MultiPrefixspan is to implement prefixspan algorithm for a sequence with multiple-item events.
Using pip:
pip install multiprefixspan
Given data as follows, each element is a sequence.
db = [
[0, 1, 2, 3, 4],
[1, 1, 1, 3, 4],
[2, 1, 2, 2, 0],
[1, 1, 1, 2, 2],
]
Execute prefixspan algorithm to find frequent patterns with the minimum support greater than or equal to 2 on db by:
from multiprefixspan import prefixspan_one_item_one_event
pre_object = prefixspan_one_item_one_event(db, 2)
pre_object.exect()
Show result:
pre_object.found_patterns
{'[0]': 2,
'[1]': 4,
'[1, 2]': 3,
'[1, 2, 2]': 2,
'[1, 3]': 2,
'[1, 3, 4]': 2,
'[1, 4]': 2,
'[1, 1]': 2,
'[1, 1, 1]': 2,
'[2]': 3,
'[2, 2]': 2,
'[3]': 2,
'[3, 4]': 2,
'[4]': 2}
Given data as follows, each element is a sequence, each element in a sequence may have more than one items.

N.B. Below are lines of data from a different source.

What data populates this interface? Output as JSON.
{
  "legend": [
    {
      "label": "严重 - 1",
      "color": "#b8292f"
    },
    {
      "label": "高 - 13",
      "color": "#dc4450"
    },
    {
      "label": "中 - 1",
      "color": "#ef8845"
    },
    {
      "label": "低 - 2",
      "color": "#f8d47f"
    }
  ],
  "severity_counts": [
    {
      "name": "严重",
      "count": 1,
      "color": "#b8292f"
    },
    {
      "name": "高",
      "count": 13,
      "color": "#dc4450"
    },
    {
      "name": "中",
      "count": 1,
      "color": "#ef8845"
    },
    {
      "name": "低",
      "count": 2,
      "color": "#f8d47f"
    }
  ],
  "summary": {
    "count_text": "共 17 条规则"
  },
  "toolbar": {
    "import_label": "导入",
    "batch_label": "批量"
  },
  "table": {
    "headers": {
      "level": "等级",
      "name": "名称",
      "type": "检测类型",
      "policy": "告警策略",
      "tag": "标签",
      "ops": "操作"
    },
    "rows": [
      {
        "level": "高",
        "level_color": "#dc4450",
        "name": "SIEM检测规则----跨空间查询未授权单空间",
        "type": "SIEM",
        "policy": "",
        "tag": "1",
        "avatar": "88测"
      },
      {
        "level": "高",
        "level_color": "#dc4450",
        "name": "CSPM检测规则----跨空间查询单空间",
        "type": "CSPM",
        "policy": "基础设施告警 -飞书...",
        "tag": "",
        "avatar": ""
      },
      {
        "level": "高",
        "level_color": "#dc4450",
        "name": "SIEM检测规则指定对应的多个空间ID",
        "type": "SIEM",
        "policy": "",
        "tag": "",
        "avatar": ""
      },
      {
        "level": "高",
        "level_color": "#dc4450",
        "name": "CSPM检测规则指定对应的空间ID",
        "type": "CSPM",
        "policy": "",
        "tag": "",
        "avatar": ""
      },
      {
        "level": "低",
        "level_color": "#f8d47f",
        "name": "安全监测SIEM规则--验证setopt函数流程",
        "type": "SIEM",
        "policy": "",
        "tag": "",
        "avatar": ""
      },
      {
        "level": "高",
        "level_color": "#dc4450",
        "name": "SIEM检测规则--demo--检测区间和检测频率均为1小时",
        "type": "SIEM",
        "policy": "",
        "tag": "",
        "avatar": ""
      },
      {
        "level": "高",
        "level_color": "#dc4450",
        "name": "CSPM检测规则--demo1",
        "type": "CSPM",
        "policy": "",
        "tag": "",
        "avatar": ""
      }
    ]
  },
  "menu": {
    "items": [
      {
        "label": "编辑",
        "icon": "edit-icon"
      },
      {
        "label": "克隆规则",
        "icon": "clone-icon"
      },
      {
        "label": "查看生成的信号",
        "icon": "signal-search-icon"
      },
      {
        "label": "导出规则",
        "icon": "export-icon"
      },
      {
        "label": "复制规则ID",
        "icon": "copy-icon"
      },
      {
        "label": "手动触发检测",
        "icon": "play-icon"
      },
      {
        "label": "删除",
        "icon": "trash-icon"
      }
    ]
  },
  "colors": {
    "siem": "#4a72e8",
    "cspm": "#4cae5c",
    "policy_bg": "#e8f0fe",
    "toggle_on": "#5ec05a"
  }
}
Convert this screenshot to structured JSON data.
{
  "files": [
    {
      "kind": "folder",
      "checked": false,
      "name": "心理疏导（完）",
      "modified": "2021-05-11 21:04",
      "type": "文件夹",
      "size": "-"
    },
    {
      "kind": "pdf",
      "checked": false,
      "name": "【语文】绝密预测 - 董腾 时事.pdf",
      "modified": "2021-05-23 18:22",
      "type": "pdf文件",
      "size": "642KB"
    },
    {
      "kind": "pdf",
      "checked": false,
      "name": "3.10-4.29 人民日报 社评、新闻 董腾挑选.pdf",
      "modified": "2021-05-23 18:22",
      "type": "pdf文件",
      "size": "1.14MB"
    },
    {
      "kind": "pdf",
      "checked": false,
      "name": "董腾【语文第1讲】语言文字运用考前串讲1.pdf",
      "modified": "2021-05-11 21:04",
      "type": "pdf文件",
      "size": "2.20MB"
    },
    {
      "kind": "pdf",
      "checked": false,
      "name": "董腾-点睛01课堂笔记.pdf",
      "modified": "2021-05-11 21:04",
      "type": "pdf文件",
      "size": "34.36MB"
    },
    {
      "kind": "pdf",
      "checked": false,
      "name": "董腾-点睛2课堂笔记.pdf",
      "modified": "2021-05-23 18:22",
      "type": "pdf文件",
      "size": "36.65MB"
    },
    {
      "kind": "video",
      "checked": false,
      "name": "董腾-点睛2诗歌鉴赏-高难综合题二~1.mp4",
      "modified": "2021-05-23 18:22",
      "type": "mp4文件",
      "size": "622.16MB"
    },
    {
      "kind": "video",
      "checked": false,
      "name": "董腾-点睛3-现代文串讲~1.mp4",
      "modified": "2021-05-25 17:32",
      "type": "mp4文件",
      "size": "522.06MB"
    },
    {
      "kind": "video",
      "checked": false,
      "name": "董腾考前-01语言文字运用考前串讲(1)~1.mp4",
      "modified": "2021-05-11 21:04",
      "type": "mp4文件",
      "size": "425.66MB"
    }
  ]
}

db = [[{'a'}, {'a', 'b', 'c'}, {'a', 'c'}, {'d'}, {'c', 'f'}],
[{'a', 'd'}, {'c'}, {'b', 'c'}, {'a', 'e'}],
[{'e', 'f'}, {'a', 'b'}, {'d', 'f'}, {'c'}, {'b'}],
[{'e', 'g'}, {'a', 'f'}, {'c'}, {'b'}, {'c'}],
[{'a'}, {'g', 'h'}, {'f', 'e'}, {'b', 'c', 'e'}, {'a', 'b', 'c'}]
]
Execute prefixspan algorithm to find frequent patterns with the minimum support greater than or equal to 2 on db by:
from multiprefixspan import prefixspan_multiple_items_one_event
pre_object = prefixspan_multiple_items_one_event(db, 2)
pre_object.exect()
Show the first ten patterns (unordered):
pre_object.found_patterns[:10]
[([{'f'}], 4),
([{'f'}, {'a'}], 2),
([{'f'}, {'a', 'b'}], 2),
([{'e', 'f'}], 2),
([{'e', 'f'}, {'a'}], 2),
([{'e', 'f'}, {'a', 'b'}], 2),
([{'e', 'f'}, {'b'}], 2),
([{'e', 'f'}, {'b'}, {'b'}], 2)]
Please refer to Demonstrate.ipynb for real data example.
- Pei, J., Han, J., Mortazavi-Asl, B., Pinto, H., Chen, Q., Dayal, U., & Hsu, M. (2001). PrefixSpan,: mining sequential patterns efficiently by prefix-projected pattern growth. Proceedings 17th International Conference on Data Engineering, 215-224.
- Real data BMS1_spmf.txt from http://www.philippe-fournier-viger.com/spmf/index.php?link=datasets.php; BMSWebView1 (Gazelle) ( KDD CUP 2000). This dataset contains 59,601 sequences of clickstream data from an e-commerce. It contains 497 distinct items. The average length of sequences is 2.42 items with a standard deviation of 3.22. In this dataset, there are some long sequences. For example, 318 sequences contains more than 20 items.